Sono tanti gli esami e i trattamenti che continuano a essere prescritti ed effettuati per varie ragioni come l’abitudine, per soddisfare pressanti richieste dei pazienti o per timore di conseguenze medico-legali. Poiché queste pratiche rappresentano un vero e proprio spreco di risorse è necessario agire in varie direzioni per ridurli, con la certezza che il paziente non avrà alcun nocumento.
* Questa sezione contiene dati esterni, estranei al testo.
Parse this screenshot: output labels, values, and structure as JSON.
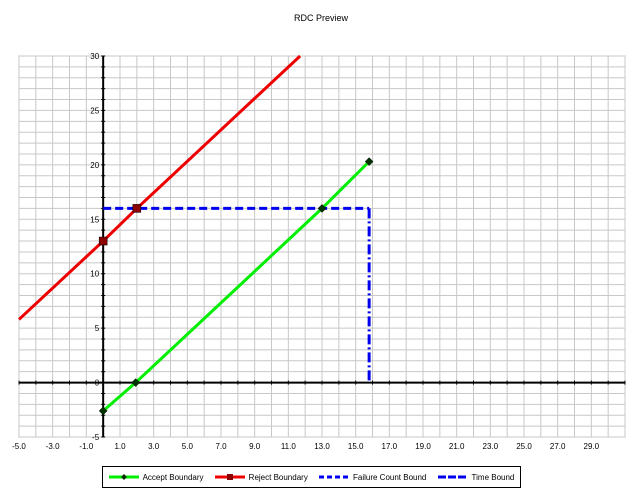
{
  "chart_data": {
    "type": "line",
    "title": "RDC Preview",
    "xlabel": "",
    "ylabel": "",
    "xlim": [
      -5,
      31
    ],
    "ylim": [
      -5,
      30
    ],
    "grid": true,
    "legend_position": "bottom",
    "x_ticks": [
      "-5.0",
      "-3.0",
      "-1.0",
      "1.0",
      "3.0",
      "5.0",
      "7.0",
      "9.0",
      "11.0",
      "13.0",
      "15.0",
      "17.0",
      "19.0",
      "21.0",
      "23.0",
      "25.0",
      "27.0",
      "29.0"
    ],
    "y_ticks": [
      "30",
      "25",
      "20",
      "15",
      "10",
      "5",
      "0",
      "-5"
    ],
    "series": [
      {
        "name": "Accept Boundary",
        "color": "#00ee00",
        "style": "solid-markers",
        "points": [
          [
            0.0,
            -2.6
          ],
          [
            1.93,
            0.0
          ],
          [
            13.0,
            16.0
          ],
          [
            15.8,
            20.3
          ]
        ]
      },
      {
        "name": "Reject Boundary",
        "color": "#ee0000",
        "style": "solid-markers",
        "points": [
          [
            -5.0,
            5.8
          ],
          [
            0.0,
            13.0
          ],
          [
            2.0,
            16.0
          ],
          [
            11.7,
            30.0
          ]
        ],
        "marker_points": [
          [
            0.0,
            13.0
          ],
          [
            2.0,
            16.0
          ]
        ]
      },
      {
        "name": "Failure Count Bound",
        "color": "#0000ee",
        "style": "dashed",
        "points": [
          [
            0.0,
            16.0
          ],
          [
            15.8,
            16.0
          ]
        ]
      },
      {
        "name": "Time Bound",
        "color": "#0000ee",
        "style": "dash-dot",
        "points": [
          [
            15.8,
            16.0
          ],
          [
            15.8,
            0.0
          ]
        ]
      }
    ]
  }
}
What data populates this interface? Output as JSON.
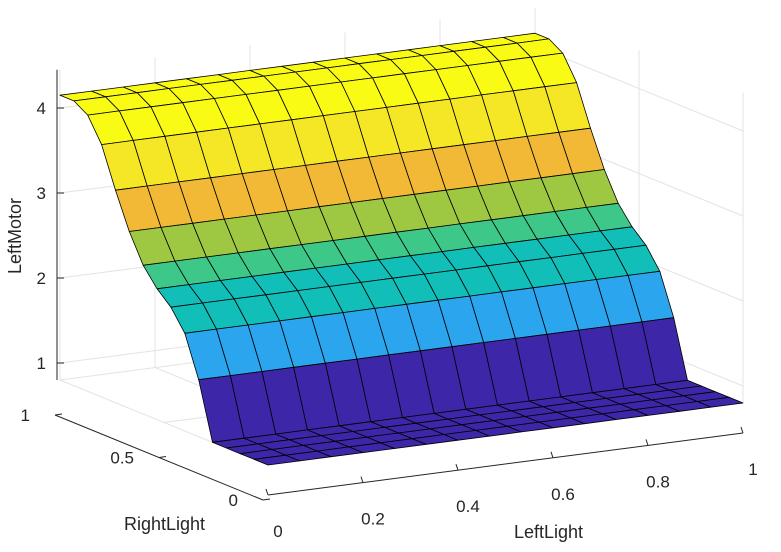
{
  "chart_data": {
    "type": "surface",
    "xlabel": "LeftLight",
    "ylabel": "RightLight",
    "zlabel": "LeftMotor",
    "xlim": [
      0,
      1
    ],
    "ylim": [
      0,
      1
    ],
    "zlim": [
      0.8,
      4.2
    ],
    "x_ticks": [
      0,
      0.2,
      0.4,
      0.6,
      0.8,
      1
    ],
    "y_ticks": [
      0,
      0.5,
      1
    ],
    "z_ticks": [
      1,
      2,
      3,
      4
    ],
    "x_tick_labels": [
      "0",
      "0.2",
      "0.4",
      "0.6",
      "0.8",
      "1"
    ],
    "y_tick_labels": [
      "0",
      "0.5",
      "1"
    ],
    "z_tick_labels": [
      "1",
      "2",
      "3",
      "4"
    ],
    "grid": true,
    "colormap": [
      "#3e26a8",
      "#4772fa",
      "#2ba5ed",
      "#11beb8",
      "#3dc889",
      "#9ec842",
      "#f1b935",
      "#f5e626",
      "#f9fb15"
    ],
    "surface_x": [
      0.0,
      0.0667,
      0.1333,
      0.2,
      0.2667,
      0.3333,
      0.4,
      0.4667,
      0.5333,
      0.6,
      0.6667,
      0.7333,
      0.8,
      0.8667,
      0.9333,
      1.0
    ],
    "surface_y": [
      0.0,
      0.0667,
      0.1333,
      0.2,
      0.2667,
      0.3333,
      0.4,
      0.4667,
      0.5333,
      0.6,
      0.6667,
      0.7333,
      0.8,
      0.8667,
      0.9333,
      1.0
    ],
    "z_profile_over_RightLight": [
      0.8,
      0.8,
      0.8,
      0.8,
      0.8,
      1.47,
      1.95,
      2.19,
      2.34,
      2.55,
      2.88,
      3.3,
      3.77,
      4.05,
      4.15,
      4.15
    ],
    "z_profile_over_LeftLight": [
      0.0,
      0.0,
      0.0,
      0.0,
      0.0,
      0.0,
      0.0,
      0.0,
      0.0,
      0.0,
      0.0,
      0.0,
      0.0,
      0.0,
      0.0,
      0.0
    ]
  }
}
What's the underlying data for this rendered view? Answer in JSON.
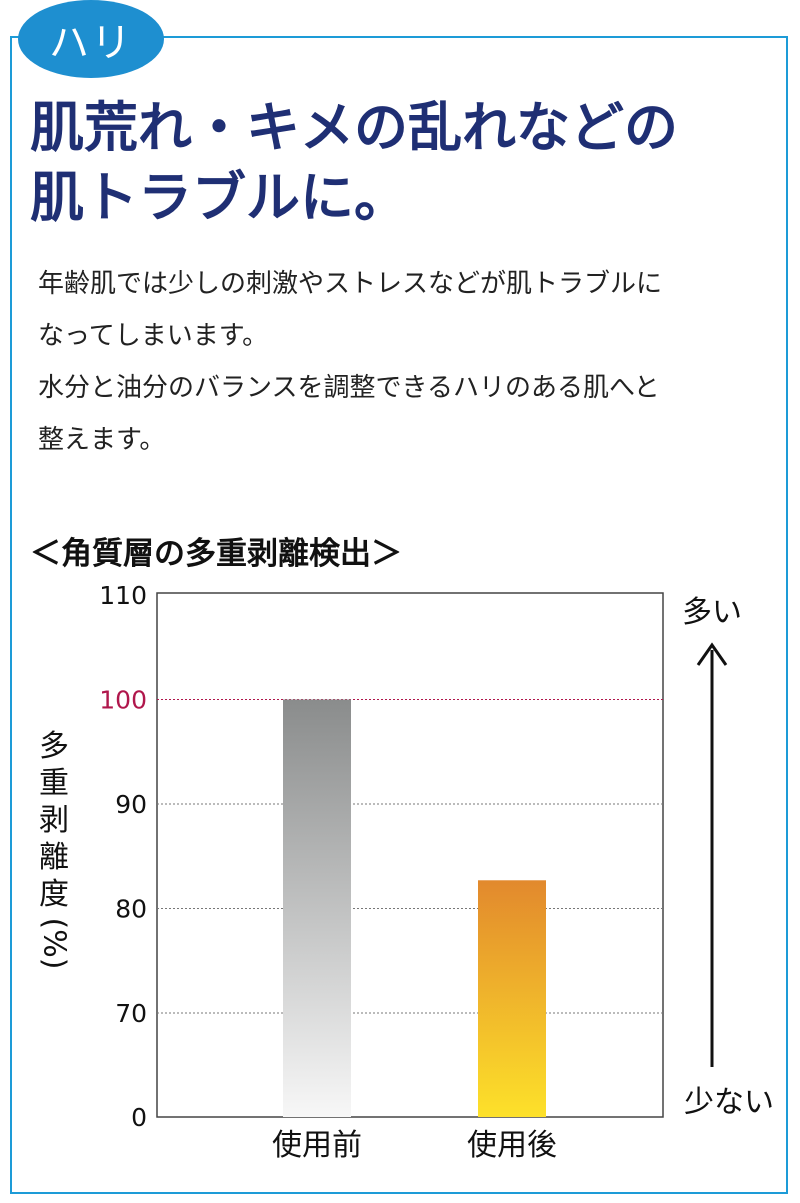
{
  "badge": "ハリ",
  "headline": [
    "肌荒れ・キメの乱れなどの",
    "肌トラブルに。"
  ],
  "body": [
    "年齢肌では少しの刺激やストレスなどが肌トラブルに",
    "なってしまいます。",
    "水分と油分のバランスを調整できるハリのある肌へと",
    "整えます。"
  ],
  "colors": {
    "frame": "#1d9bd7",
    "badge": "#1e8fd0",
    "headline": "#1f2f74",
    "ref_line": "#b0174c"
  },
  "chart_data": {
    "type": "bar",
    "title": "＜角質層の多重剥離検出＞",
    "ylabel_chars": [
      "多",
      "重",
      "剥",
      "離",
      "度"
    ],
    "ylabel_unit": "(%)",
    "categories": [
      "使用前",
      "使用後"
    ],
    "values": [
      100,
      82.7
    ],
    "yticks": [
      "110",
      "100",
      "90",
      "80",
      "70",
      "0"
    ],
    "reference_line": 100,
    "axis_break": "0–60 omitted",
    "grid": true,
    "arrow_top_label": "多い",
    "arrow_bottom_label": "少ない"
  }
}
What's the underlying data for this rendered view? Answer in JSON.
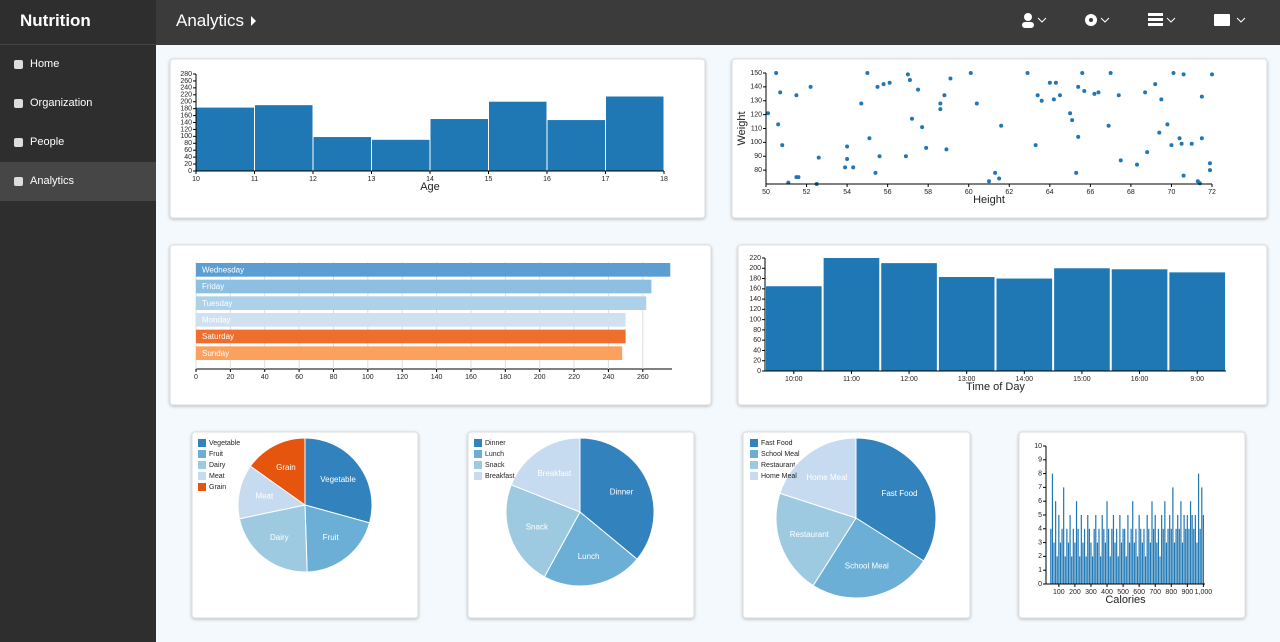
{
  "app": {
    "brand": "Nutrition",
    "page_title": "Analytics",
    "nav": [
      "Home",
      "Organization",
      "People",
      "Analytics"
    ]
  },
  "chart_data": [
    {
      "type": "histogram",
      "bins": [
        10,
        11,
        12,
        13,
        14,
        15,
        16,
        17,
        18
      ],
      "values": [
        183,
        190,
        98,
        90,
        150,
        200,
        147,
        215
      ],
      "color": "#1f77b4",
      "xlim": [
        10,
        18
      ],
      "xticks": [
        10,
        11,
        12,
        13,
        14,
        15,
        16,
        17,
        18
      ],
      "ylim": [
        0,
        280
      ],
      "yticks": [
        0,
        20,
        40,
        60,
        80,
        100,
        120,
        140,
        160,
        180,
        200,
        220,
        240,
        260,
        280
      ],
      "xlabel": "Age"
    },
    {
      "type": "scatter",
      "color": "#1f77b4",
      "xlabel": "Height",
      "ylabel": "Weight",
      "x": [
        50.1,
        50.5,
        50.7,
        50.6,
        50.8,
        51.1,
        51.5,
        51.6,
        51.5,
        52.2,
        52.6,
        52.5,
        54,
        54,
        53.9,
        54.3,
        54.7,
        55,
        55.1,
        55.4,
        55.6,
        55.5,
        55.8,
        56.1,
        56.9,
        57,
        57.1,
        57.2,
        57.5,
        57.7,
        57.9,
        58.6,
        58.6,
        58.8,
        58.9,
        59.1,
        60.1,
        60.4,
        61,
        61.3,
        61.5,
        61.6,
        62.9,
        63.3,
        63.4,
        63.6,
        64,
        64.3,
        64.2,
        64.5,
        65,
        65.1,
        65.3,
        65.4,
        65.4,
        65.6,
        65.7,
        66.2,
        66.4,
        66.9,
        67,
        67.4,
        67.5,
        68.3,
        68.7,
        68.8,
        69.2,
        69.5,
        69.4,
        69.8,
        70,
        70.1,
        70.4,
        70.5,
        70.6,
        70.6,
        71,
        71.3,
        71.4,
        71.5,
        71.5,
        72,
        71.9,
        71.9
      ],
      "y": [
        121,
        150,
        136,
        113,
        98,
        71,
        75,
        75,
        134,
        140,
        89,
        70,
        97,
        88,
        82,
        82,
        128,
        150,
        103,
        78,
        90,
        140,
        142,
        143,
        90,
        149,
        145,
        117,
        138,
        111,
        96,
        128,
        124,
        134,
        95,
        146,
        150,
        128,
        72,
        78,
        74,
        112,
        150,
        98,
        134,
        130,
        143,
        143,
        131,
        134,
        121,
        116,
        78,
        104,
        140,
        150,
        137,
        135,
        136,
        112,
        150,
        134,
        87,
        84,
        136,
        93,
        142,
        131,
        107,
        113,
        98,
        150,
        103,
        99,
        76,
        149,
        99,
        72,
        70.5,
        133,
        103,
        149,
        85,
        80
      ],
      "xlim": [
        50,
        72
      ],
      "xticks": [
        50,
        52,
        54,
        56,
        58,
        60,
        62,
        64,
        66,
        68,
        70,
        72
      ],
      "ylim": [
        70,
        150
      ],
      "yticks": [
        80,
        90,
        100,
        110,
        120,
        130,
        140,
        150
      ]
    },
    {
      "type": "bar",
      "orientation": "horizontal",
      "categories": [
        "Wednesday",
        "Friday",
        "Tuesday",
        "Monday",
        "Saturday",
        "Sunday"
      ],
      "values": [
        276,
        265,
        262,
        250,
        250,
        248
      ],
      "colors": [
        "#5b9fd2",
        "#8cbfe2",
        "#aed1ea",
        "#cfe1f1",
        "#ee6e2e",
        "#fca05e"
      ],
      "grid": true,
      "xlim": [
        0,
        277
      ],
      "xticks": [
        0,
        20,
        40,
        60,
        80,
        100,
        120,
        140,
        160,
        180,
        200,
        220,
        240,
        260
      ]
    },
    {
      "type": "bar",
      "categories": [
        "10:00",
        "11:00",
        "12:00",
        "13:00",
        "14:00",
        "15:00",
        "16:00",
        "9:00"
      ],
      "values": [
        165,
        220,
        210,
        183,
        180,
        200,
        198,
        192
      ],
      "color": "#1f77b4",
      "ylim": [
        0,
        220
      ],
      "yticks": [
        0,
        20,
        40,
        60,
        80,
        100,
        120,
        140,
        160,
        180,
        200,
        220
      ],
      "xlabel": "Time of Day"
    },
    {
      "type": "pie",
      "categories": [
        "Vegetable",
        "Fruit",
        "Dairy",
        "Meat",
        "Grain"
      ],
      "values": [
        29,
        20,
        22,
        13,
        15
      ],
      "colors": [
        "#3182bd",
        "#6baed6",
        "#9ecae1",
        "#c6dbef",
        "#e6550d"
      ]
    },
    {
      "type": "pie",
      "categories": [
        "Dinner",
        "Lunch",
        "Snack",
        "Breakfast"
      ],
      "values": [
        36,
        22,
        23,
        19
      ],
      "colors": [
        "#3182bd",
        "#6baed6",
        "#9ecae1",
        "#c6dbef"
      ]
    },
    {
      "type": "pie",
      "categories": [
        "Fast Food",
        "School Meal",
        "Restaurant",
        "Home Meal"
      ],
      "values": [
        34,
        25,
        21,
        20
      ],
      "colors": [
        "#3182bd",
        "#6baed6",
        "#9ecae1",
        "#c6dbef"
      ]
    },
    {
      "type": "bar",
      "color": "#1f77b4",
      "xlabel": "Calories",
      "x": [
        50,
        60,
        70,
        80,
        90,
        100,
        110,
        120,
        130,
        140,
        150,
        160,
        170,
        180,
        190,
        200,
        210,
        220,
        230,
        240,
        250,
        260,
        270,
        280,
        290,
        300,
        310,
        320,
        330,
        340,
        350,
        360,
        370,
        380,
        390,
        400,
        410,
        420,
        430,
        440,
        450,
        460,
        470,
        480,
        490,
        500,
        510,
        520,
        530,
        540,
        550,
        560,
        570,
        580,
        590,
        600,
        610,
        620,
        630,
        640,
        650,
        660,
        670,
        680,
        690,
        700,
        710,
        720,
        730,
        740,
        750,
        760,
        770,
        780,
        790,
        800,
        810,
        820,
        830,
        840,
        850,
        860,
        870,
        880,
        890,
        900,
        910,
        920,
        930,
        940,
        950,
        960,
        970,
        980,
        990,
        1000
      ],
      "values": [
        4,
        8,
        3,
        6,
        2,
        5,
        3,
        4,
        7,
        2,
        4,
        3,
        5,
        2,
        4,
        3,
        6,
        4,
        2,
        5,
        3,
        4,
        2,
        5,
        4,
        3,
        2,
        4,
        5,
        3,
        4,
        2,
        5,
        4,
        3,
        6,
        4,
        2,
        4,
        5,
        3,
        4,
        2,
        5,
        3,
        4,
        4,
        2,
        5,
        3,
        4,
        6,
        3,
        4,
        2,
        5,
        4,
        3,
        4,
        2,
        5,
        4,
        3,
        6,
        4,
        5,
        3,
        4,
        2,
        5,
        4,
        6,
        3,
        4,
        5,
        4,
        7,
        3,
        4,
        5,
        4,
        6,
        3,
        5,
        4,
        5,
        4,
        6,
        5,
        4,
        5,
        3,
        8,
        4,
        7,
        5
      ],
      "xlim": [
        20,
        1010
      ],
      "xticks": [
        100,
        200,
        300,
        400,
        500,
        600,
        700,
        800,
        900,
        {
          "value": 1000,
          "label": "1,000"
        }
      ],
      "ylim": [
        0,
        10
      ],
      "yticks": [
        0,
        1,
        2,
        3,
        4,
        5,
        6,
        7,
        8,
        9,
        10
      ]
    }
  ]
}
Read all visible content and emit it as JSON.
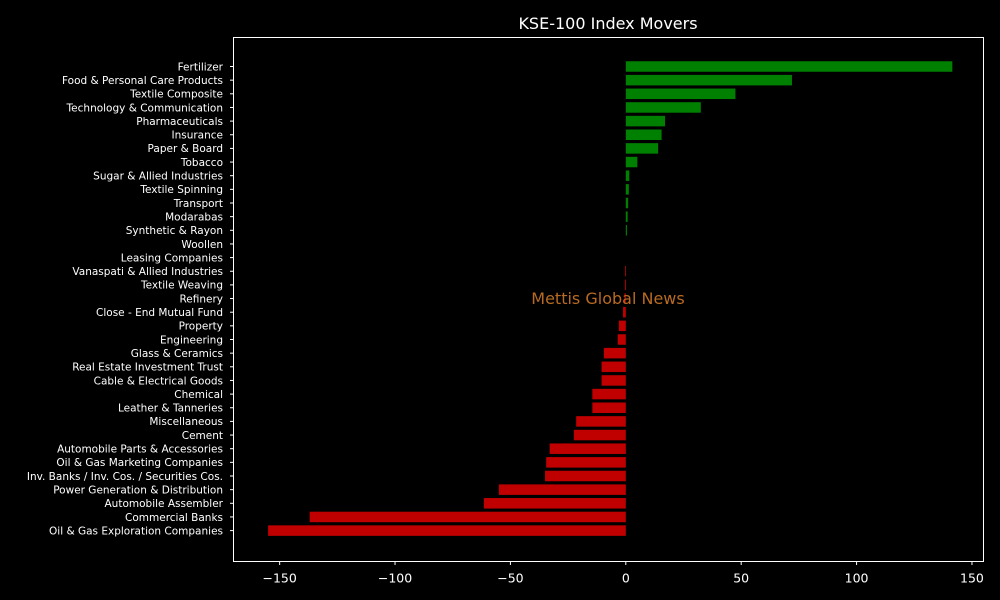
{
  "chart_data": {
    "type": "bar",
    "orientation": "horizontal",
    "title": "KSE-100 Index Movers",
    "xlabel": "",
    "ylabel": "",
    "watermark": "Mettis Global News",
    "xlim": [
      -170,
      155
    ],
    "xticks": [
      -150,
      -100,
      -50,
      0,
      50,
      100,
      150
    ],
    "xtick_labels": [
      "−150",
      "−100",
      "−50",
      "0",
      "50",
      "100",
      "150"
    ],
    "grid": false,
    "legend": "none",
    "colors": {
      "background": "#000000",
      "axes": "#ffffff",
      "positive": "#008000",
      "negative": "#c00000",
      "watermark": "#b86a22"
    },
    "categories": [
      "Fertilizer",
      "Food & Personal Care Products",
      "Textile Composite",
      "Technology & Communication",
      "Pharmaceuticals",
      "Insurance",
      "Paper & Board",
      "Tobacco",
      "Sugar & Allied Industries",
      "Textile Spinning",
      "Transport",
      "Modarabas",
      "Synthetic & Rayon",
      "Woollen",
      "Leasing Companies",
      "Vanaspati & Allied Industries",
      "Textile Weaving",
      "Refinery",
      "Close - End Mutual Fund",
      "Property",
      "Engineering",
      "Glass & Ceramics",
      "Real Estate Investment Trust",
      "Cable & Electrical Goods",
      "Chemical",
      "Leather & Tanneries",
      "Miscellaneous",
      "Cement",
      "Automobile Parts & Accessories",
      "Oil & Gas Marketing Companies",
      "Inv. Banks / Inv. Cos. / Securities Cos.",
      "Power Generation & Distribution",
      "Automobile Assembler",
      "Commercial Banks",
      "Oil & Gas Exploration Companies"
    ],
    "values": [
      141.5,
      72,
      47.5,
      32.5,
      17,
      15.5,
      14,
      5,
      1.5,
      1.3,
      1.0,
      0.8,
      0.5,
      0,
      0,
      -0.3,
      -0.4,
      -0.6,
      -1.2,
      -3,
      -3.5,
      -9.5,
      -10.5,
      -10.5,
      -14.5,
      -14.5,
      -21.5,
      -22.5,
      -33,
      -34.5,
      -35,
      -55,
      -61.5,
      -137,
      -155
    ]
  }
}
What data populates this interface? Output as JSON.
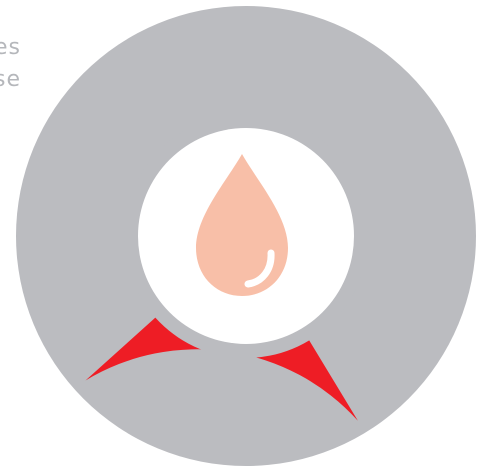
{
  "text_fragments": [
    "es",
    "se"
  ],
  "gauge": {
    "highlight_fraction": 0.22,
    "track_color": "#BBBCC0",
    "highlight_color": "#EE1D25",
    "center_color": "#FFFFFF",
    "icon": "blood-drop-icon",
    "icon_color": "#F8BFA8",
    "icon_shine_color": "#FFFFFF"
  }
}
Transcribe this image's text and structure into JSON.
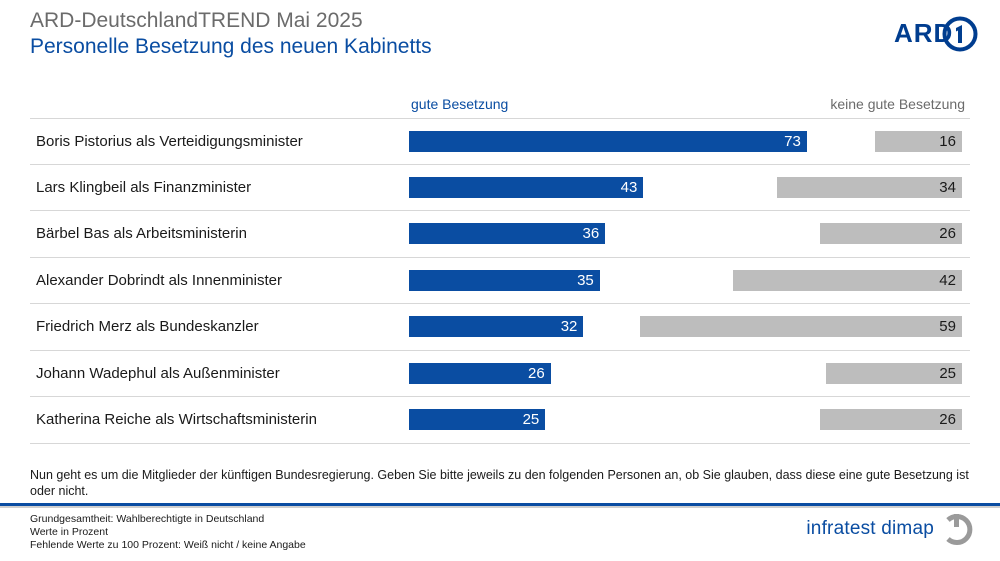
{
  "header": {
    "title": "ARD-DeutschlandTREND Mai 2025",
    "subtitle": "Personelle Besetzung des neuen Kabinetts"
  },
  "logo": {
    "text": "ARD",
    "icon": "ard-one-icon"
  },
  "chart_data": {
    "type": "bar",
    "orientation": "horizontal",
    "series_headers": [
      "gute Besetzung",
      "keine gute Besetzung"
    ],
    "categories": [
      "Boris Pistorius als Verteidigungsminister",
      "Lars Klingbeil als Finanzminister",
      "Bärbel Bas als Arbeitsministerin",
      "Alexander Dobrindt als Innenminister",
      "Friedrich Merz als Bundeskanzler",
      "Johann Wadephul als Außenminister",
      "Katherina Reiche als Wirtschaftsministerin"
    ],
    "series": [
      {
        "name": "gute Besetzung",
        "color": "#0a4da2",
        "values": [
          73,
          43,
          36,
          35,
          32,
          26,
          25
        ]
      },
      {
        "name": "keine gute Besetzung",
        "color": "#bdbdbd",
        "values": [
          16,
          34,
          26,
          42,
          59,
          25,
          26
        ]
      }
    ],
    "xlim": [
      0,
      100
    ]
  },
  "question": "Nun geht es um die Mitglieder der künftigen Bundesregierung. Geben Sie bitte jeweils zu den folgenden Personen an, ob Sie glauben, dass diese eine gute Besetzung ist oder nicht.",
  "notes": [
    "Grundgesamtheit: Wahlberechtigte in Deutschland",
    "Werte in Prozent",
    "Fehlende Werte zu 100 Prozent: Weiß nicht / keine Angabe"
  ],
  "footer_logo": {
    "text": "infratest dimap",
    "icon": "infratest-dimap-icon"
  },
  "colors": {
    "brand_blue": "#0a4da2",
    "neutral_gray": "#bdbdbd"
  }
}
Ci vuole una nuova consapevolezza e un’assunzione di responsabilità da parte dei medici, sottoposti a forti pressioni da parte delle aziende, da colleghi “scrupolosi” che prescrivono molti esami e anche dagli stessi pazienti che sempre di più si rivolgono al “Dottor Google” e ordinano prescrizioni al medico invece di affidarsi alle sue competenze. Occorre anche che i cittadini si rendano conto che per la loro salute non sempre “fare di più significa fare meglio” e che non sempre il medico che prescrive più esami e prestazioni è più competente”.